Here are the few things that you should give importance right after you have moved to the country that you have chosen to avoid mistakes while living there.
Securing a complete document
When you already have files that are needed to make your stay legal, keep those documents in one safe place. These documents are all your passports, driver’s license (if you have), birth certificates, health insurance, medical records, and your other documents. If you think that you’re kind of forgetful if where you have put all your documents, you can have photocopy those document, then put those documents on your cabinet that has a lock so that it will be much easier for you to look for it.
These legal documents are important and should be put in a place where no one knows except you. Be vigilant with how you keep your documents. It’s better to be safe than sorry. You need to set a plan to be able to make your travel and stay hassle-free.
Preparing not just yourself
Don’t just prepare emotionally but in psychology since you will be working in another country where you don’t know almost everyone, aside your workmates and some acquaintances. Everyone who is currently working or studying abroad has their own problems about being an expat. They might share similar problems but the way they will cope up is different from each other.
One of the most common but alarming problem is loneliness. Leaving your family and friends to be able to work or in some cases, to study, is one of the hardest things to. The feeling of loneliness doesn’t end with just being alone. It’s more than that. It could be either they find it hard to make friends with right people or they might be always in a huge group but always end up just the listener.
In this kind of work, you need to be open with your feelings before your sadness will eventually fins its way to outrun you. Which is a bad thing since it might lead to something terrible.
Adjusting period is not a joke
It’s not similar to what you usually feel during the first day of classes in your new school wherein you’re surrounded by people who are already friends with each other. It will take so much time for you to be able to say that you’ve already starting to be okay with the differences between the country that you’re staying and your homeland. Remember, they’re two different countries and the laws and regulations that are being implemented are not the same.
Some people never adjust, some people fit right in immediately. You may ask if it is okay, the answer is, it’s okay. It’s still okay if it will not take years before you started to adapt with the way of living. The best way to cure this problem is to maybe because of the job that you applied for or maybe working and living abroad is not for you.

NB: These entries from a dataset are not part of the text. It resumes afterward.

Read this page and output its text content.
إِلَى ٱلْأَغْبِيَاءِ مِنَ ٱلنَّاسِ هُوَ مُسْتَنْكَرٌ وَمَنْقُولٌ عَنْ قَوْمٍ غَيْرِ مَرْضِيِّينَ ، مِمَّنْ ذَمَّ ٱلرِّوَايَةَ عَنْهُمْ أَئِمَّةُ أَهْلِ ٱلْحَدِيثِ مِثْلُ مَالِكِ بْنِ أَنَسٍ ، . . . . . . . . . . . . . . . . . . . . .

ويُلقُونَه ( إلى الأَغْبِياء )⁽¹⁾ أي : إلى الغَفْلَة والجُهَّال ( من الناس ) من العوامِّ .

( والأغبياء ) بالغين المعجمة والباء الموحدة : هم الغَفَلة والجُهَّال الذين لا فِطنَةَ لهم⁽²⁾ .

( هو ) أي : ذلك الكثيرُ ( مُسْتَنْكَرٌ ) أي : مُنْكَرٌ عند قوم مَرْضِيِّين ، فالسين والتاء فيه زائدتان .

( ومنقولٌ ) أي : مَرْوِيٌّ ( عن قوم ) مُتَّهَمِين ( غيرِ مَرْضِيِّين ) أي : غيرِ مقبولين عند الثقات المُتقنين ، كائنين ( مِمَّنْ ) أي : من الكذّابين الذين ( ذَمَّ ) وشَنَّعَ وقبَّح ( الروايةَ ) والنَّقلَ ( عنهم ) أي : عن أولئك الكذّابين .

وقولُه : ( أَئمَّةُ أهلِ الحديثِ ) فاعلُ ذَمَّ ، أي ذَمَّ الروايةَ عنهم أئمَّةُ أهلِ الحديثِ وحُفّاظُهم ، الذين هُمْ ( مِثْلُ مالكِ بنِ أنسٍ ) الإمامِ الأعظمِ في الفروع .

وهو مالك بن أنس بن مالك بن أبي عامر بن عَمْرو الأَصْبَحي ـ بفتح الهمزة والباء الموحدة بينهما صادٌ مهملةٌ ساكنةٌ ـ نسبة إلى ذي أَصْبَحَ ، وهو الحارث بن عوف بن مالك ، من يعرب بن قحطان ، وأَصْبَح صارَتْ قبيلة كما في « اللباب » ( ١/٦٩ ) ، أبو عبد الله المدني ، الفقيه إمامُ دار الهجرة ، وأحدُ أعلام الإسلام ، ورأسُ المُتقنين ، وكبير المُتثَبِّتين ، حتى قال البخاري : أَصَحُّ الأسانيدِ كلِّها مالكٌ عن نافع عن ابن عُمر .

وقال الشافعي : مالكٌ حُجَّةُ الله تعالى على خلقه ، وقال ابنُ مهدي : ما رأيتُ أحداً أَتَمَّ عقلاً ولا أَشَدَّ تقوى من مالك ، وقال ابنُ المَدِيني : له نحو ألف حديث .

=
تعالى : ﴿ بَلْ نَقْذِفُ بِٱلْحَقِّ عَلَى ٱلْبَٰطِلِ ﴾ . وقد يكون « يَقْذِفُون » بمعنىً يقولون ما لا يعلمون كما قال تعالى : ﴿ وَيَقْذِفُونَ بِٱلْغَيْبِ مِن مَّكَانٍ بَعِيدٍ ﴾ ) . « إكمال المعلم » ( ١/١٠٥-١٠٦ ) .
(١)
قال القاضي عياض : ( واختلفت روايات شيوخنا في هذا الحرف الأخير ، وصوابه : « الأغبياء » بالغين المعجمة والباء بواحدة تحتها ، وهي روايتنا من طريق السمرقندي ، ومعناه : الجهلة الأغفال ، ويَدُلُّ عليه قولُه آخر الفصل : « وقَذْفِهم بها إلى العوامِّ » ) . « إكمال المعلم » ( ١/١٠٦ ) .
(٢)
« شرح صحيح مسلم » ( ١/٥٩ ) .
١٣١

You might say that it will take time for you to adjust but if you’re starting to develop problems that might affect how you function at work, maybe you’re not actually the reason why. Maybe you’re not suitable to the work that you have.
Leave the prejudices in your home country
Every time something is new to us, it’s easy for us to judge it even before we get to know about it and one of the common examples are when making friends. Oftentimes, we ask ourselves why is it that nobody wants to be your friend. But the question that you should really ask is: have you assessed yourself yet? Maybe it’s not their fault, maybe you have your share of mistakes, too?
Prejudices sometimes prohibit us from getting to know other people. We have our own ideals when it comes to choosing a friend. The problem is what if your standards for choosing a friend don’t suit with the general public? Would you make it low or spend the rest of your stay as an expat without someone to be with you?
Be open to the possibility that waits for you in another country. Breaking the rules that you set for yourself might be a good thing to do in order to gain friends. Talk to your co-worker that shares the same dilemma with you, you might find a companion with them.